Il faut savoir lire et surtout accepter les messages que nous envoient le doute ou la peur. Raconter encore et encore, comme une thérapie.
Chroniques de la Pédale Jégunoise.
Cahors, ville départ.
Ce matin, Lionel a mal partout, il a eu du mal à s'endormir; son esprit était préoccupé, sans doute une commande non traitée du Leclerc Eauze...
Quoi qu'il en soit, après 3 biscottes au blé, tartinées de beurre et un grand café, il faut partir. Là, sur un des chemins de Saint-Jacques de Compostelle, sur la Via Podiensis, calculant la route restante, Lionel fait sienne la devise de Cahors: « Sém de Caors, avém pas paur! ».
La Bastide-Murat, kilomètre 38, ici nous entrons dans le parc naturel des Causses. Sur la D677, première alerte. Une petite, mais tenace douleur, pointe dans le genou de Lionel. Il se dit qu'il doit tenir, alors il parle à son corps: « Résiste! Tiens le coup, encore je t'en prie!! », et mu, par la force de caractère qu'on lui connaît, il ignore, jusqu'à oublier la petite douleur.
Gramat, kilomètre 60, les plus jeunes sont devant; mais cela n'a pas d'importance, il s'agit d'une performance de coeur, pas de chrono. Quelques dolmens et tumulus, allez savoir pourquoi nos très lointains ancêtres s'étaient établis dans ce coin reculé?
Lionel relève la tête, et le dos, il passe devant le centre de dressage cynophile de la gendarmerie nationale. Eh oui, aujourd'hui, la moustache et un début de bouc bien rasés, bien peignés, il est loin le temps où Lionel, le rebelle, contestait l'autorité dans les rues de la capitale...

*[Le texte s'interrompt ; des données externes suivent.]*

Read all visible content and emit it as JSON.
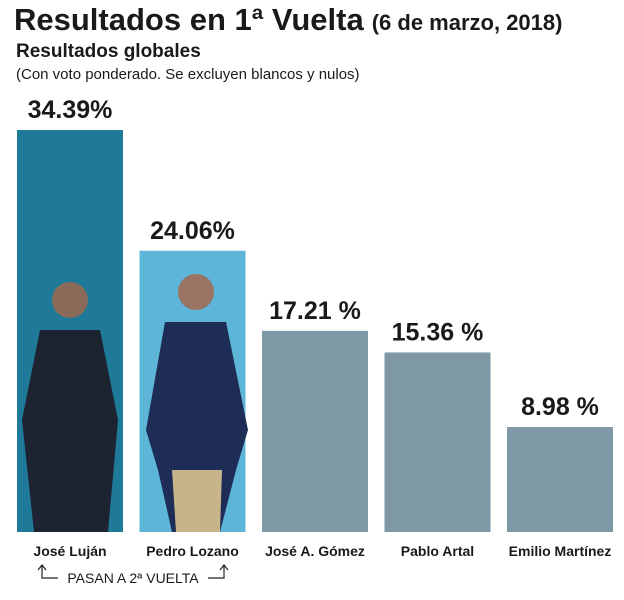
{
  "chart_data": {
    "type": "bar",
    "title": "Resultados en 1ª Vuelta",
    "title_date": "(6 de marzo, 2018)",
    "subtitle": "Resultados globales",
    "note": "(Con voto ponderado. Se excluyen blancos y nulos)",
    "annotation": "PASAN A 2ª VUELTA",
    "categories": [
      "José Luján",
      "Pedro Lozano",
      "José A. Gómez",
      "Pablo Artal",
      "Emilio Martínez"
    ],
    "values": [
      34.39,
      24.06,
      17.21,
      15.36,
      8.98
    ],
    "value_labels": [
      "34.39%",
      "24.06%",
      "17.21 %",
      "15.36 %",
      "8.98 %"
    ],
    "colors": [
      "#1f7a99",
      "#5db5d8",
      "#7f98a6",
      "#7f98a6",
      "#7f98a6"
    ]
  }
}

Sur la D673, nous arrivons à Saint-Jean de Lespinasse, kilomètre 78. Lionel a une envie pressante, la pause déjeuner vient à pic. Nos joyeux compagnons s'installent au pied de l'église Saint-Jean Baptiste, prés du lavoir. Boudin de langue, confits de canards accompagnés de flageolets, un fruit et du café, composent leur frugal repas. L'épouse d'un de nos joyeux cyclistes (je tairai son nom pour ne pas jeter l'opprobre sur sa famille), proposât un armagnac et tous, sans exception, acceptèrent.
C'est ainsi, sur la D130, puis la D940, qu'on a pu voir, en début d'après-midi, notre Lionel, en danseuse, à la manière d'un Pantani grimpant le Mont Ventoux; un véritable mobylette, au moins pendant... Une centaine de mètres...
Bretenoux, kilomètre 87. Nous passons la Cére, par le pont situé face au camping « La Bourgnatelle », puis nous longeons la Dordogne.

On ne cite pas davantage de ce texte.